13. Therefore, the complaints which forms the genesis of the action of termination remained unverified. Further, it is pertinent to note that under Clause 6.[1] - action could have been initiated on a complaint made by a customer. Here, the complaints were from some anonymous e-mail accounts and not customers. NIXI made no efforts to verify the authenticity and genuineness of the complaints before passing the Termination Order. Thus, irrespective of whether the Show Cause Notice was necessary or not, the undisputed and blatant fact remains that allegations for sustaining the action of termination remained unsubstantiated before the Tribunal. The Tribunal has analysed the statements of the witnesses, who admitted that no complaint(s) were received from any complainants, with regard to SRG, prior to the issuance of the Show Cause Notice or before the Termination Order. NIXI’s stand is that it sought legal opinion from the legal department after the receipt of the complaints. However, this contention is not found to be genuine as they did not produce any such opinion(s) or document(s) on record to support then stand. Thus, there has been lack of due diligence on the part of NIXI and therefore, Termination Order has rightly been held to be bad in law. There is no ground to interfere with the findings rendered on this aspect. Besides these findings are based on appreciation of oral and documentary evidence that was presented before the Arbitral Tribunal.

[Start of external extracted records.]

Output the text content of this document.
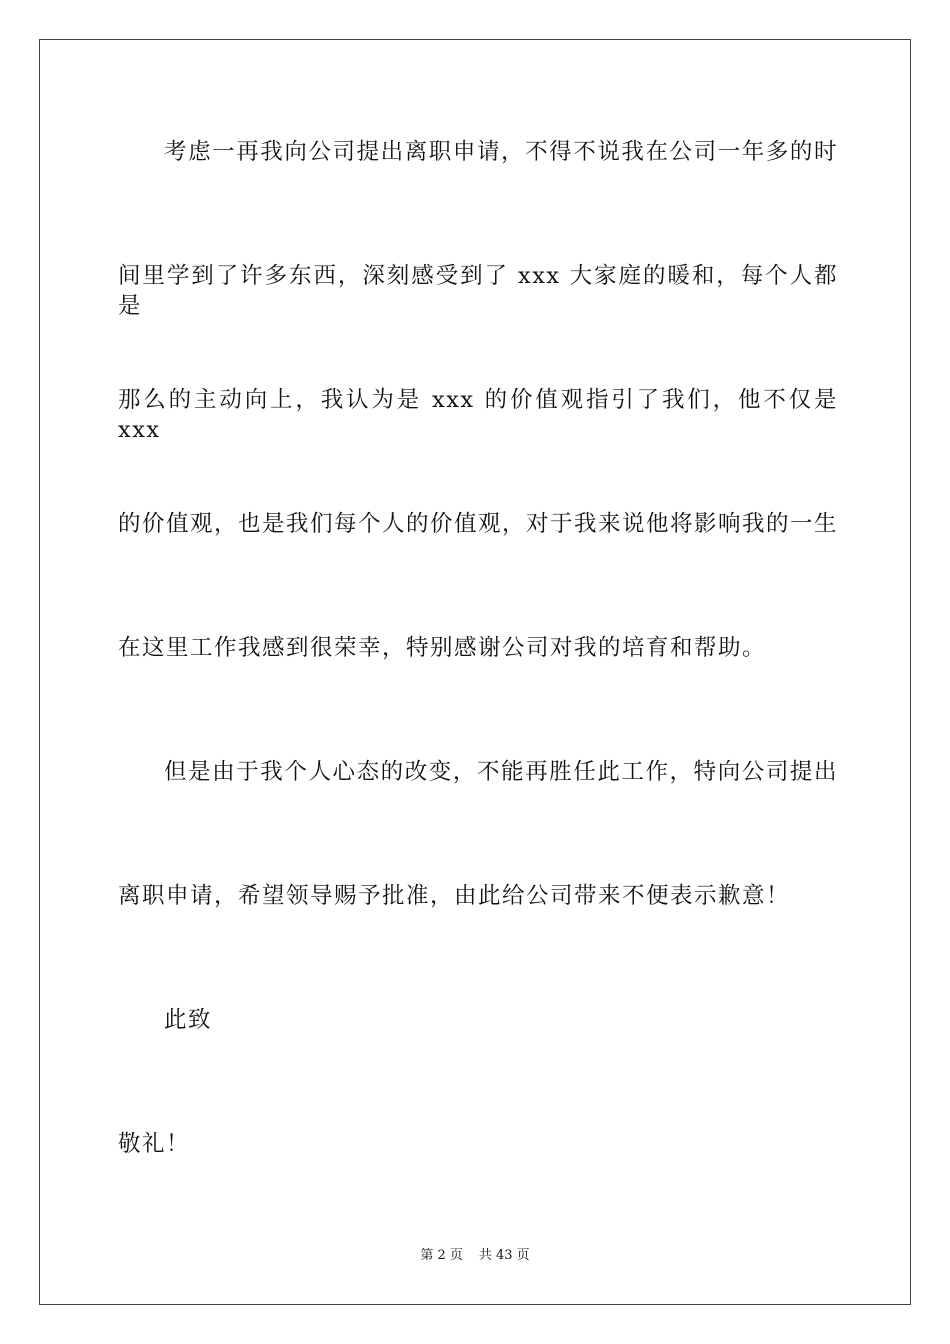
考虑一再我向公司提出离职申请，不得不说我在公司一年多的时
间里学到了许多东西，深刻感受到了 xxx 大家庭的暖和，每个人都是
那么的主动向上，我认为是 xxx 的价值观指引了我们，他不仅是 xxx
的价值观，也是我们每个人的价值观，对于我来说他将影响我的一生
在这里工作我感到很荣幸，特别感谢公司对我的培育和帮助。
但是由于我个人心态的改变，不能再胜任此工作，特向公司提出
离职申请，希望领导赐予批准，由此给公司带来不便表示歉意！
此致
敬礼！
第 2 页 共 43 页
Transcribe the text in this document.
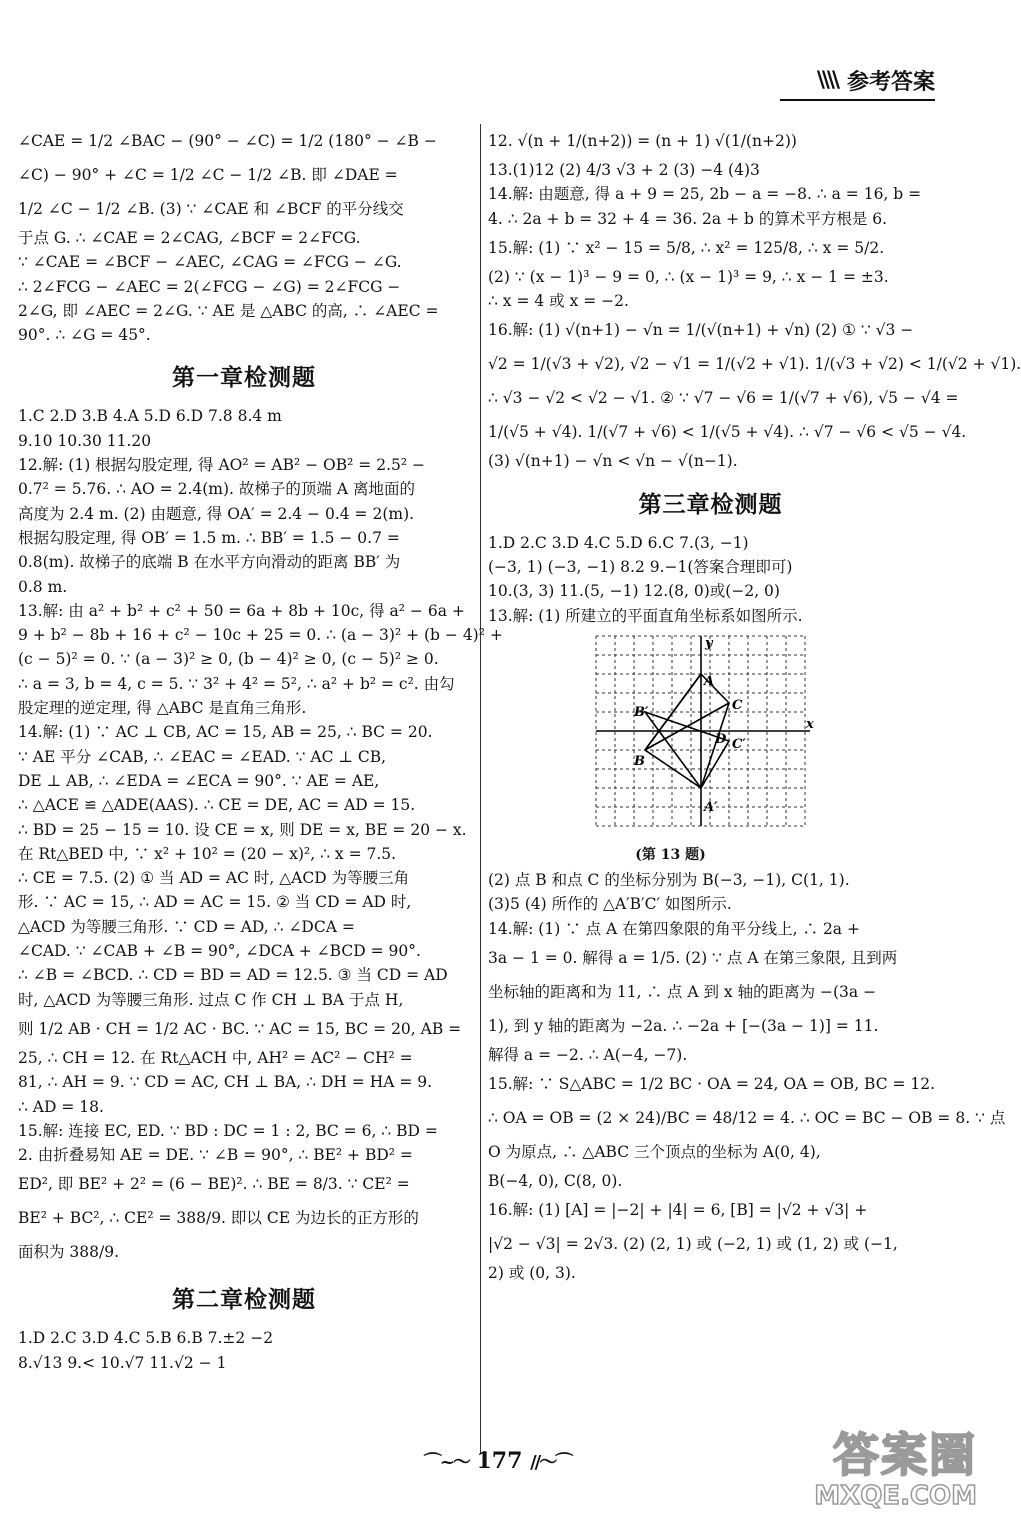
\\\\ 参考答案
∠CAE = 1/2 ∠BAC − (90° − ∠C) = 1/2 (180° − ∠B −
∠C) − 90° + ∠C = 1/2 ∠C − 1/2 ∠B. 即 ∠DAE =
1/2 ∠C − 1/2 ∠B. (3) ∵ ∠CAE 和 ∠BCF 的平分线交
于点 G. ∴ ∠CAE = 2∠CAG, ∠BCF = 2∠FCG.
∵ ∠CAE = ∠BCF − ∠AEC, ∠CAG = ∠FCG − ∠G.
∴ 2∠FCG − ∠AEC = 2(∠FCG − ∠G) = 2∠FCG −
2∠G, 即 ∠AEC = 2∠G. ∵ AE 是 △ABC 的高, ∴ ∠AEC =
90°. ∴ ∠G = 45°.
第一章检测题
1.C 2.D 3.B 4.A 5.D 6.D 7.8 8.4 m
9.10 10.30 11.20
12.解: (1) 根据勾股定理, 得 AO² = AB² − OB² = 2.5² −
0.7² = 5.76. ∴ AO = 2.4(m). 故梯子的顶端 A 离地面的
高度为 2.4 m. (2) 由题意, 得 OA′ = 2.4 − 0.4 = 2(m).
根据勾股定理, 得 OB′ = 1.5 m. ∴ BB′ = 1.5 − 0.7 =
0.8(m). 故梯子的底端 B 在水平方向滑动的距离 BB′ 为
0.8 m.
13.解: 由 a² + b² + c² + 50 = 6a + 8b + 10c, 得 a² − 6a +
9 + b² − 8b + 16 + c² − 10c + 25 = 0. ∴ (a − 3)² + (b − 4)² +
(c − 5)² = 0. ∵ (a − 3)² ≥ 0, (b − 4)² ≥ 0, (c − 5)² ≥ 0.
∴ a = 3, b = 4, c = 5. ∵ 3² + 4² = 5², ∴ a² + b² = c². 由勾
股定理的逆定理, 得 △ABC 是直角三角形.
14.解: (1) ∵ AC ⊥ CB, AC = 15, AB = 25, ∴ BC = 20.
∵ AE 平分 ∠CAB, ∴ ∠EAC = ∠EAD. ∵ AC ⊥ CB,
DE ⊥ AB, ∴ ∠EDA = ∠ECA = 90°. ∵ AE = AE,
∴ △ACE ≌ △ADE(AAS). ∴ CE = DE, AC = AD = 15.
∴ BD = 25 − 15 = 10. 设 CE = x, 则 DE = x, BE = 20 − x.
在 Rt△BED 中, ∵ x² + 10² = (20 − x)², ∴ x = 7.5.
∴ CE = 7.5. (2) ① 当 AD = AC 时, △ACD 为等腰三角
形. ∵ AC = 15, ∴ AD = AC = 15. ② 当 CD = AD 时,
△ACD 为等腰三角形. ∵ CD = AD, ∴ ∠DCA =
∠CAD. ∵ ∠CAB + ∠B = 90°, ∠DCA + ∠BCD = 90°.
∴ ∠B = ∠BCD. ∴ CD = BD = AD = 12.5. ③ 当 CD = AD
时, △ACD 为等腰三角形. 过点 C 作 CH ⊥ BA 于点 H,
则 1/2 AB · CH = 1/2 AC · BC. ∵ AC = 15, BC = 20, AB =
25, ∴ CH = 12. 在 Rt△ACH 中, AH² = AC² − CH² =
81, ∴ AH = 9. ∵ CD = AC, CH ⊥ BA, ∴ DH = HA = 9.
∴ AD = 18.
15.解: 连接 EC, ED. ∵ BD : DC = 1 : 2, BC = 6, ∴ BD =
2. 由折叠易知 AE = DE. ∵ ∠B = 90°, ∴ BE² + BD² =
ED², 即 BE² + 2² = (6 − BE)². ∴ BE = 8/3. ∵ CE² =
BE² + BC², ∴ CE² = 388/9. 即以 CE 为边长的正方形的
面积为 388/9.
第二章检测题
1.D 2.C 3.D 4.C 5.B 6.B 7.±2 −2
8.√13 9.< 10.√7 11.√2 − 1
12. √(n + 1/(n+2)) = (n + 1) √(1/(n+2))
13.(1)12 (2) 4/3 √3 + 2 (3) −4 (4)3
14.解: 由题意, 得 a + 9 = 25, 2b − a = −8. ∴ a = 16, b =
4. ∴ 2a + b = 32 + 4 = 36. 2a + b 的算术平方根是 6.
15.解: (1) ∵ x² − 15 = 5/8, ∴ x² = 125/8, ∴ x = 5/2.
(2) ∵ (x − 1)³ − 9 = 0, ∴ (x − 1)³ = 9, ∴ x − 1 = ±3.
∴ x = 4 或 x = −2.
16.解: (1) √(n+1) − √n = 1/(√(n+1) + √n) (2) ① ∵ √3 −
√2 = 1/(√3 + √2), √2 − √1 = 1/(√2 + √1). 1/(√3 + √2) < 1/(√2 + √1).
∴ √3 − √2 < √2 − √1. ② ∵ √7 − √6 = 1/(√7 + √6), √5 − √4 =
1/(√5 + √4). 1/(√7 + √6) < 1/(√5 + √4). ∴ √7 − √6 < √5 − √4.
(3) √(n+1) − √n < √n − √(n−1).
第三章检测题
1.D 2.C 3.D 4.C 5.D 6.C 7.(3, −1)
(−3, 1) (−3, −1) 8.2 9.−1(答案合理即可)
10.(3, 3) 11.(5, −1) 12.(8, 0)或(−2, 0)
13.解: (1) 所建立的平面直角坐标系如图所示.
x
y
A
B
C
A′
B′
C′
D
(第 13 题)
(2) 点 B 和点 C 的坐标分别为 B(−3, −1), C(1, 1).
(3)5 (4) 所作的 △A′B′C′ 如图所示.
14.解: (1) ∵ 点 A 在第四象限的角平分线上, ∴ 2a +
3a − 1 = 0. 解得 a = 1/5. (2) ∵ 点 A 在第三象限, 且到两
坐标轴的距离和为 11, ∴ 点 A 到 x 轴的距离为 −(3a −
1), 到 y 轴的距离为 −2a. ∴ −2a + [−(3a − 1)] = 11.
解得 a = −2. ∴ A(−4, −7).
15.解: ∵ S△ABC = 1/2 BC · OA = 24, OA = OB, BC = 12.
∴ OA = OB = (2 × 24)/BC = 48/12 = 4. ∴ OC = BC − OB = 8. ∵ 点
O 为原点, ∴ △ABC 三个顶点的坐标为 A(0, 4),
B(−4, 0), C(8, 0).
16.解: (1) [A] = |−2| + |4| = 6, [B] = |√2 + √3| +
|√2 − √3| = 2√3. (2) (2, 1) 或 (−2, 1) 或 (1, 2) 或 (−1,
2) 或 (0, 3).
⌒~〜 177 //〜⌒	答案圈
MXQE.COM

14. The next question before this Court is whether the Tribunal was justified in awarding consolidated compensation/ amount of Rs. 20,62,500/- towards loss of profit. The challenge to this finding is essentially on the ground that the loss of profit claimed by SRG is not supported by any cogent documentary evidence. Once, the Tribunal found the action of NIXI to be unwarranted, the Tribunal on the basis of the material placed before it, proceeded to determine the compensation on the “best it can” basis. On this issue, the Tribunal has taken cognisance of the statement made by the Claimant giving details of the profits for the Financial Year 2016-17 and 2017-18. The Tribunal was conscious of the fact that the documentary proof by SRG was insufficient and not reliable. However, on broad evaluation basis, the Tribunal held that Rs. 7.[5] Lacs p.a. could be taken as loss of profit suffered by SRG. This approach for assessment of damages for loss sustained has been accepted by several decisions of the Apex Court including those referred to by the Tribunal being - Union of India and Ors. v. Sugali Sugar Works and Maharashtra State Electricity Board v. Datar Switchgears. The Court does not find reason to interfere with the approach taken by the Tribunal as it was reasonable and justified in the given facts of the case.

6. From the preceding discussion, it is evident that the contentions of the appellant were without any basis and the arguments made by them are untenable in law. This court finds no reasons to interfere with the observations of the learned Single Judge. The appeal is without merit and is accordingly dismissed.